Although this way of thinking has been watered down over the years, it is still fundamental to bureaucratic logic. Hence the shortage of parks, leisure space and residential space: such things are economically non-productive and therefore a ‘waste’. Making life better for people is seen as an evil. So civil servants let the billions pile up in the reserves while viewing affordable and overdue boosts to health, environmental and welfare spending with little short of horror.
(An alternative explanation for the incessant accumulation of excessive reserves – Tsang foresees an extra HK$100 billion by 2016 – verges on conspiracy theory, and that is that Beijing has directed the local administration to do it on some sort of Communist, paranoiac, national-security grounds. Such are the difficulties of rationalizing the extreme idiocy of Hong Kong’s officials.)
Why does the Chinese government, which picks Hong Kong’s Chief Executive and has a veto over his choice of ministers, insist on putting such inadequates in charge? For an answer we need look no further than Macau, where an annual handout of cash to all residents is now a well-established practice and widely interpreted as conscience-money. The leaders in Beijing have appointed figures widely known to be corrupt to run the former Portuguese colony because they can trust them. Letting the local rulers stuff their own pockets with kickbacks from construction companies is a small price to pay, and no doubt consolidates their loyalty towards their imperial masters.
Hong Kong won’t put up with anything so crude. (That said, the dynamics of the domestic economy stink. Productive sectors are forced to buy overpriced essential inputs from a few family-run cartels, which also benefit, if discreetly, from aforementioned wasteful public works contracts.) The Communist Party’s priority is to keep itself in power; for that reason it must have control over everything, and that means Hong Kong must be stable – stagnating is acceptable – and run by dependable and obedient underlings. This means robots with no imagination or ideas? But of course.
He smoke a pipe. What a pity he don’t do ganja. Maybe he get better ideas!
Regarding the quality newspaper that is the Post. Check it this Sunday – a classic schoolboy prank might just come off.
I wasn’t asked but, if I was, I would can his arse.
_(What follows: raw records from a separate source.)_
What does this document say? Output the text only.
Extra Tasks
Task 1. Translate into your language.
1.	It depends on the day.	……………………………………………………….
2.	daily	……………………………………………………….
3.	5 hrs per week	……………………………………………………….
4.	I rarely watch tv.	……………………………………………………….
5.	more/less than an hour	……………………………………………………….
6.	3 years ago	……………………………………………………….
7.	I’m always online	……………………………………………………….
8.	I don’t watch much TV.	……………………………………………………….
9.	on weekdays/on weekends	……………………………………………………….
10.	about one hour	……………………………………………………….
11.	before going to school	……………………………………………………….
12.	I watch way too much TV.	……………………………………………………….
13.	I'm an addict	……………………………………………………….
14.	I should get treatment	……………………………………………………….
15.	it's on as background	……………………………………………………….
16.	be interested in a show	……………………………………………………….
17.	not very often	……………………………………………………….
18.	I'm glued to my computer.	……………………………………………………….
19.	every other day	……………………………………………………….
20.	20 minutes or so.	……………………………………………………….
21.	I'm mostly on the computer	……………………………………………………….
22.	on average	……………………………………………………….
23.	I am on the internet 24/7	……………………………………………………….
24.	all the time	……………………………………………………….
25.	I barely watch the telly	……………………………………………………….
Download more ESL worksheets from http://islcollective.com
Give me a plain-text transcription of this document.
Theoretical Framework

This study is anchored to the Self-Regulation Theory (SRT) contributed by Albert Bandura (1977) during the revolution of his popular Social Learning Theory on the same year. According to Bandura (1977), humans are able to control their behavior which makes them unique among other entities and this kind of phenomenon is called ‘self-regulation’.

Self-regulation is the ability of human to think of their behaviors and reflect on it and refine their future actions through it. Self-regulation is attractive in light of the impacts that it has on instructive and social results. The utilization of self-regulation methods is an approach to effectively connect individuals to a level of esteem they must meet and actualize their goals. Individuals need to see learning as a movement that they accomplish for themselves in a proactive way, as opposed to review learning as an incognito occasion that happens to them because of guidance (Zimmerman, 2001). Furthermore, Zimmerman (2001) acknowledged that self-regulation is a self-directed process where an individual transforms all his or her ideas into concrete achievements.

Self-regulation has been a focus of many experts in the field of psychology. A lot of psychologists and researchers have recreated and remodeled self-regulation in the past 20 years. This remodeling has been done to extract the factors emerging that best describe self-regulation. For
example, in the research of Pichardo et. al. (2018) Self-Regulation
However the problem is not who will replace him, as I believe their are a number of competent HK’ers who could do the job, but who would be acceptable to The CCP and its mantra of control and survival.
Therefore in 2012 we will probably see Henry the Horse, as C.E with John Tsang as C.S and Carrie Lam as F.S. As The Who said “meet the new boss same as the old boss”
High quality crap/waste/sewerage – yes, lots of riffraff have to fester for weeks without flushing water in the world city
As one Chinese saying goes:
Even a rancid (proverbial) swine-head has its stuffy-nosed buddha.
“The Hong Kong government does not exist to serve the population but the economy.” This is a key to understanding HK’s government and how things work here, past and future. Since the Treaty of Nanking, HK has existed primarily to serve the economic interests of oligarchs. Nothing suggests this fundamental feature will change any time soon.
Thank you Xiao Yao. Your key to HK govt. seems to hold true for ALL governments & power-holders, of ALL times: they all (kings, presidents, CEO’s, CFOs) operate an upside-down pyramid, which transfers wealth upward, to the Oligarchs squatting there.